@johncarlosbaez Wow, extremely cool! Though I'll give it to Aristotle, with the things he might have had to pack, such a density does equate complete packing.
@johncarlosbaez Oh, damn. Could this packing problem be improved by experimental findings? I know we discuss packing a lot in chemistry, but that's mostly from the observation of crystal structures. And generally they use spherical models for the atoms. I know nothing about it, but I guess someone might be studying the packing of some compound forming tetrahedras like quartz, maybe a little bit less interconnected.
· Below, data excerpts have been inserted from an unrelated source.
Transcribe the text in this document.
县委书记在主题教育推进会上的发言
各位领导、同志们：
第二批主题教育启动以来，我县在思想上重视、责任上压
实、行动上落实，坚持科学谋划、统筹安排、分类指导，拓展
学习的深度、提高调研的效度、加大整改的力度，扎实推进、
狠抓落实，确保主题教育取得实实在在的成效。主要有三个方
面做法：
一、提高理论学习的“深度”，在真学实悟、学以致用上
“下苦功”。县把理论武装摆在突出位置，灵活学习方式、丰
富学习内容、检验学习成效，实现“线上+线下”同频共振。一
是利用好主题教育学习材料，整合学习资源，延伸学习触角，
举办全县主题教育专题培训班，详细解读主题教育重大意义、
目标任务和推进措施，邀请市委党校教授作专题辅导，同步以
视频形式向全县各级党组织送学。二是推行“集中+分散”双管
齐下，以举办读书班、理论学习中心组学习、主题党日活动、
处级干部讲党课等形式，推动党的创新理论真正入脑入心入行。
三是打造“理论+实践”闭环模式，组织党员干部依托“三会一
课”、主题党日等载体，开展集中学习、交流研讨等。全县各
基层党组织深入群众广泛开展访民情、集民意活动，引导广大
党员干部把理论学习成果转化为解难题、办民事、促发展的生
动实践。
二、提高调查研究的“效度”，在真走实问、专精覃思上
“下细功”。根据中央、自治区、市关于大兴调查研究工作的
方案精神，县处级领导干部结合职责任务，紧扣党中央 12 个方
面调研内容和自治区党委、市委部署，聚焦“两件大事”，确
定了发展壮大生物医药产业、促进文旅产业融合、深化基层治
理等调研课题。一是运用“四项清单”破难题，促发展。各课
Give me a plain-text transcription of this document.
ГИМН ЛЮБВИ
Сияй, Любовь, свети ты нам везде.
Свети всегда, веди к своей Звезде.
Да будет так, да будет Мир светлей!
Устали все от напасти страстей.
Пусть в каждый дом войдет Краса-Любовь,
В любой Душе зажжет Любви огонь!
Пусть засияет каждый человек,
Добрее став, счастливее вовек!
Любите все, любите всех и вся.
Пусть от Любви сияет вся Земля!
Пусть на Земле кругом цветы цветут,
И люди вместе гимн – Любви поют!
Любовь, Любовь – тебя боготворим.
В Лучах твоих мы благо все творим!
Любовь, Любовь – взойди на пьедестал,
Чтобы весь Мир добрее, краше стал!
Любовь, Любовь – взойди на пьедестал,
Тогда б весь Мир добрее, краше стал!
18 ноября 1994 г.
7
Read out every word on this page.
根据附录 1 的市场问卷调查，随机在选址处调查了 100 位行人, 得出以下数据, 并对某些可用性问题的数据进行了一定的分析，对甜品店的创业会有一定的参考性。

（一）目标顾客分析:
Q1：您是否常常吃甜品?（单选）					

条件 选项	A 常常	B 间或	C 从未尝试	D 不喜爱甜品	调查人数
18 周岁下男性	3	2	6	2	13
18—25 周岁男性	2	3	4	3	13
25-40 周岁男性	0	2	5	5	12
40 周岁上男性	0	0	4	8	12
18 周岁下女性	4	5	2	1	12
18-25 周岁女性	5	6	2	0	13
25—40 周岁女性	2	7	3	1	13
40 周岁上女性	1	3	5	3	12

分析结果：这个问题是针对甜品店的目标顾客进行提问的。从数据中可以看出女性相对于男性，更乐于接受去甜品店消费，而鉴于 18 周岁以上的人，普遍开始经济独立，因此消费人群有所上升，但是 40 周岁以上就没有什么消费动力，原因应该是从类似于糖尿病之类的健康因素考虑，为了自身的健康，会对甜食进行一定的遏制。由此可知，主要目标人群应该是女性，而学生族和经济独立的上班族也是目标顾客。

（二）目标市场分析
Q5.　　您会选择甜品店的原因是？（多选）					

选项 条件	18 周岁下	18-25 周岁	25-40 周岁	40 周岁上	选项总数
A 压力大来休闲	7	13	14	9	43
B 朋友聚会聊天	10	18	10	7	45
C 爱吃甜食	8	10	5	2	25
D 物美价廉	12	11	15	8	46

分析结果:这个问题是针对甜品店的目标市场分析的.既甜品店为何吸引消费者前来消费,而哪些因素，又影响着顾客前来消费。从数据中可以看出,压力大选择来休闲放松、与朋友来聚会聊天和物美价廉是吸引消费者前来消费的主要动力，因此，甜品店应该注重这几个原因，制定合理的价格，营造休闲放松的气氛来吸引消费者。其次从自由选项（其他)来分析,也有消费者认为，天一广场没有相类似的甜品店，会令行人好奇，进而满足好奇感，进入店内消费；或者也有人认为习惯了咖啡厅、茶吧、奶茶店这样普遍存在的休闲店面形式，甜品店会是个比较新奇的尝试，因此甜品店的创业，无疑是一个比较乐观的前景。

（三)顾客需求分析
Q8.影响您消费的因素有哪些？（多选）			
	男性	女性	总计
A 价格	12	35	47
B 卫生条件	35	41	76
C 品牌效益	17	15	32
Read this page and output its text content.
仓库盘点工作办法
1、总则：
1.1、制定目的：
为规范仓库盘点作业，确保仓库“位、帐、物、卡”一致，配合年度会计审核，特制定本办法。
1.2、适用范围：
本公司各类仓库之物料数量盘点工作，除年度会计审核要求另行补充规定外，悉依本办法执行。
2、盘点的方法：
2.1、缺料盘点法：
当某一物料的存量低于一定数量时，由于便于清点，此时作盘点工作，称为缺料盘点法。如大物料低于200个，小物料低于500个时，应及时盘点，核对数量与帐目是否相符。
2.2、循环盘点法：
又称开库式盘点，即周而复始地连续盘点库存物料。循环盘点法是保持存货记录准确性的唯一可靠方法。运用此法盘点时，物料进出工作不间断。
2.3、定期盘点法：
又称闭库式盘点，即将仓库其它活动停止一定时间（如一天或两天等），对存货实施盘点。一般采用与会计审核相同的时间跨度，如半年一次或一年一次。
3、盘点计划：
@rastinza - the SiO₄ tetrahedra in quartz are less densely packed than the tetrahedra I showed in part (1/n). I imagine that any packings of tetrahedra in nature that have already been seen are no denser than that one.
@johncarlosbaez It is a highly interconnected network, this makes is much less dense than what it could be.
I have not worked in this field, but I do imagine there are materials which are much more packed than this.
I imagine nobody ever observed packings denser than that, but there may be different types of packing available or some materials might be designed specifically to increase the packing.
@rastinza - while the best upper bound people have been able to prove is
0.9999999999999999999999974
nobody has found a way to pack equal-sized regular tetrahedra with a density of more than
0.8563
The gap between these numbers is mainly because it's hard to prove stuff.